B.C. government ad spending to come under scrutiny Add to ...

British Columbia’s Auditor-General plans to meet with the minister in charge of government advertising soon to figure out why the budget for such taxpayer-funded publicity often swings wildly from year to year and appears to spike in years before voters head to the polls.

Carol Bellringer says she’s looking forward to meeting with Andrew Wilkinson, the minister in charge of government advertising, some time in the next two weeks to discuss why spending on government ads has appeared to climb significantly ahead of each of the past three provincial elections, before free-falling the year or two following the vote.

“The advertising on public services should remain stable, regardless of whether it’s an election year or not,” Ms. Bellringer told The Globe and Mail. “If it’s important to tell a story in an election year, it’s equally important to tell that same story in a non-election year. …It’s unusual that the numbers would vary that much and I’d like to know why.”

For example, data compiled by the government shows in the 2010-11 fiscal year, B.C. spent $15-million on such ads, but the bill increased to more than $30-million in each of the next two years, according to data released by the province. There was a provincial election in 2013. The following year, ad spending fell to $7-million.

There was a similar increase in the lead-up to the 2009 election, when ad spending hit $28-million in the 2008-09 fiscal year, an increase of more than 50 per cent from a year earlier. Spending fell to just $3.6-million the following year.

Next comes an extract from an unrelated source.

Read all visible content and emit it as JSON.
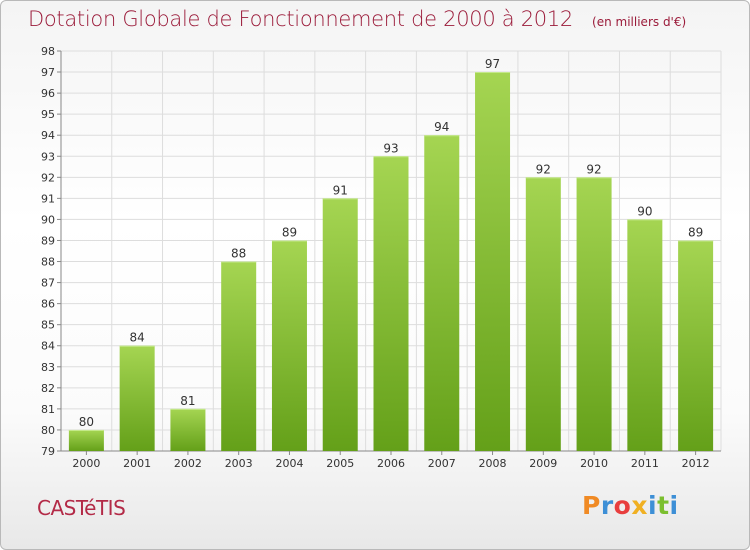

And in the current year, despite only budgeting $8.5-million, the province expects to spend about $16-million in the current fiscal year, which ends March 31.

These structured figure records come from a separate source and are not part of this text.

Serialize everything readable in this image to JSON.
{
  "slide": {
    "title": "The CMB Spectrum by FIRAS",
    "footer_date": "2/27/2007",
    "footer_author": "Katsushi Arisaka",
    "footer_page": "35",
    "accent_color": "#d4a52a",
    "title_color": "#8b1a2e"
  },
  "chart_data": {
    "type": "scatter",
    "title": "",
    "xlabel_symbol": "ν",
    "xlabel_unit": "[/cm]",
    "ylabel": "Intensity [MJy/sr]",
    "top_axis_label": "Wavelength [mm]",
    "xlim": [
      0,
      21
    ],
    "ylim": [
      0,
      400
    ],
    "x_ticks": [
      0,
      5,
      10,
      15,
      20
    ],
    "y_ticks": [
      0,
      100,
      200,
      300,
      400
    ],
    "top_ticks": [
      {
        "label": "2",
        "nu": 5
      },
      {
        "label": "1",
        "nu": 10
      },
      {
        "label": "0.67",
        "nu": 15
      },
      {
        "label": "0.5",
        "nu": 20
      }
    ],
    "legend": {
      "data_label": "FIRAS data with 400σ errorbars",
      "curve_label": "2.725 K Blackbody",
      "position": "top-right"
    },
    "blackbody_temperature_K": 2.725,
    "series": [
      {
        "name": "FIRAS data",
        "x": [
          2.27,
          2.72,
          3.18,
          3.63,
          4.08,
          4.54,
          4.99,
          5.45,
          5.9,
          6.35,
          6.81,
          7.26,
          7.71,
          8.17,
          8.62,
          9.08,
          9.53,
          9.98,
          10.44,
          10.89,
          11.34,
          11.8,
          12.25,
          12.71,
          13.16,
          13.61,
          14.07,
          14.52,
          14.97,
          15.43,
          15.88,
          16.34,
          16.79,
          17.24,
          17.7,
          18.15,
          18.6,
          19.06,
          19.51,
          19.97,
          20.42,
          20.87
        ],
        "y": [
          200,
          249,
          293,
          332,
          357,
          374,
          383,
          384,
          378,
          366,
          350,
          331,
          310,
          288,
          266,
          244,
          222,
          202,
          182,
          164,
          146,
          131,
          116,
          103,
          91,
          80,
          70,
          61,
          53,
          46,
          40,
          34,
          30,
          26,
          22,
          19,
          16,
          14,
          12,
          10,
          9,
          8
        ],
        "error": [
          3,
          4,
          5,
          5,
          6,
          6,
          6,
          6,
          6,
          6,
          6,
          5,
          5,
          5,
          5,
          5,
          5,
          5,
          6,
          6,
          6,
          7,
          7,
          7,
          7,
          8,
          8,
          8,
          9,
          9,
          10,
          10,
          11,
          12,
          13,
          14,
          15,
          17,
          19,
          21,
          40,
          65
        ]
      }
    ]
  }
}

Government ad spending faced renewed scrutiny last week after a pair of Vancouver lawyers launched a lawsuit against the provincial government, on behalf of its citizens, in an attempt to stop the government’s pre-election advertising, which their lawsuit alleges unfairly benefits the incumbent Liberal party.

The proposed class-action suit, filed in B.C. Supreme Court, seeks to force the BC Liberals to pay taxpayers back some of the money spent in the past year.

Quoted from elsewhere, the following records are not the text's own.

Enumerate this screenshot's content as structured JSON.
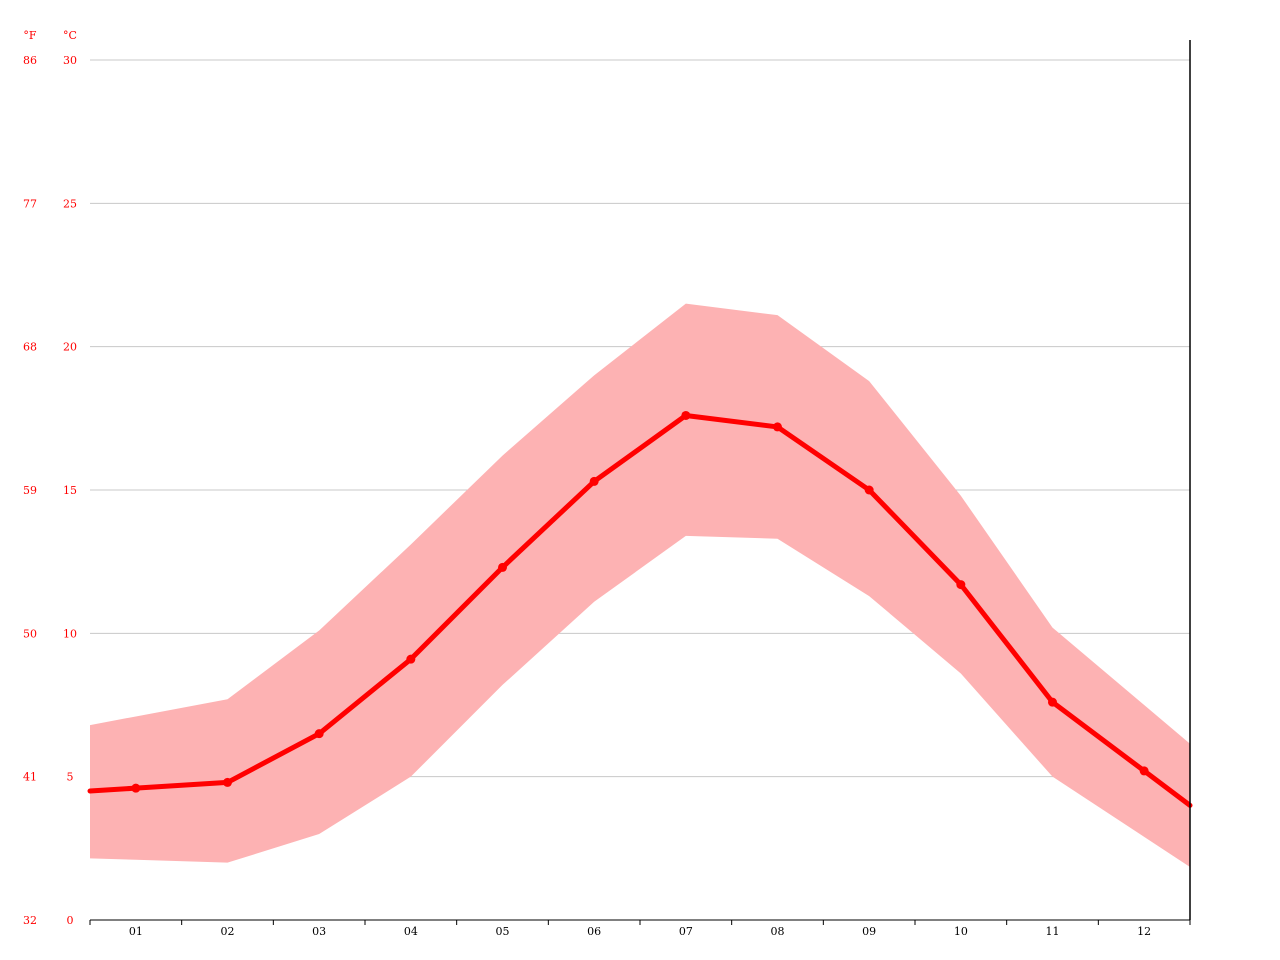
{
  "chart_data": {
    "type": "line",
    "title": "",
    "xlabel": "",
    "ylabel": "",
    "categories": [
      "01",
      "02",
      "03",
      "04",
      "05",
      "06",
      "07",
      "08",
      "09",
      "10",
      "11",
      "12"
    ],
    "series": [
      {
        "values": [
          4.6,
          4.8,
          6.5,
          9.1,
          12.3,
          15.3,
          17.6,
          17.2,
          15.0,
          11.7,
          7.6,
          5.2
        ]
      }
    ],
    "band": {
      "upper": [
        7.1,
        7.7,
        10.1,
        13.1,
        16.2,
        19.0,
        21.5,
        21.1,
        18.8,
        14.8,
        10.2,
        7.5
      ],
      "lower": [
        2.1,
        2.0,
        3.0,
        5.0,
        8.2,
        11.1,
        13.4,
        13.3,
        11.3,
        8.6,
        5.0,
        2.9
      ]
    },
    "ylim": [
      0,
      30
    ],
    "yticks_c": [
      "0",
      "5",
      "10",
      "15",
      "20",
      "25",
      "30"
    ],
    "yticks_f": [
      "32",
      "41",
      "50",
      "59",
      "68",
      "77",
      "86"
    ],
    "unit_f": "°F",
    "unit_c": "°C",
    "grid": true,
    "colors": {
      "line": "#ff0000",
      "band": "#fdb2b3",
      "grid": "#c8c8c8",
      "axis_text": "#ff0000",
      "axis": "#000000"
    }
  }
}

Mr. Wilkinson, a Vancouver MLA and also Minister of Advanced Education, was unavailable to comment on the apparent spikes in election spending, but a spokesperson sent a statement noting ad budgets contrast and expand depending on matters of public interest that arise.

“Over the course of the year, programs and services may be developed or expanded as additional important priorities emerge,” the statement said.

Mr. Wilkinson previously told The Globe that each government ad is vetted by ministry staff, who ensure that it is fact-based, refers to a program requiring participation from the public and is non-partisan.

“Like so many things, the proof is in the pudding of what the public actually see on TV,” he said. “I don’t apologize for informing people about programs that they have funded with their tax dollars.”

He has dismissed the lawsuit as a pre-election political stunt and said his office has created new policies surrounding these ads following recommendations made by the Office of the Auditor-General in 2014.

The Auditor-General said the ministry’s policies may have changed, but there is no process in place that allows an independent third party to parse ads for partisanship.

“Can our office go in and take a look if we choose to? Absolutely. At the moment, would it be the highest thing on my list of priorities? No, it would not,” said Ms. Bellringer. “I know that isn’t very satisfying to somebody’s who is disturbed by it, but it does take more than just taking a look at one ad and saying, ‘Oh, yes, that ad crosses the line.’”

She said a full audit would take months to complete, so she is looking forward to discussing the matter with the minister.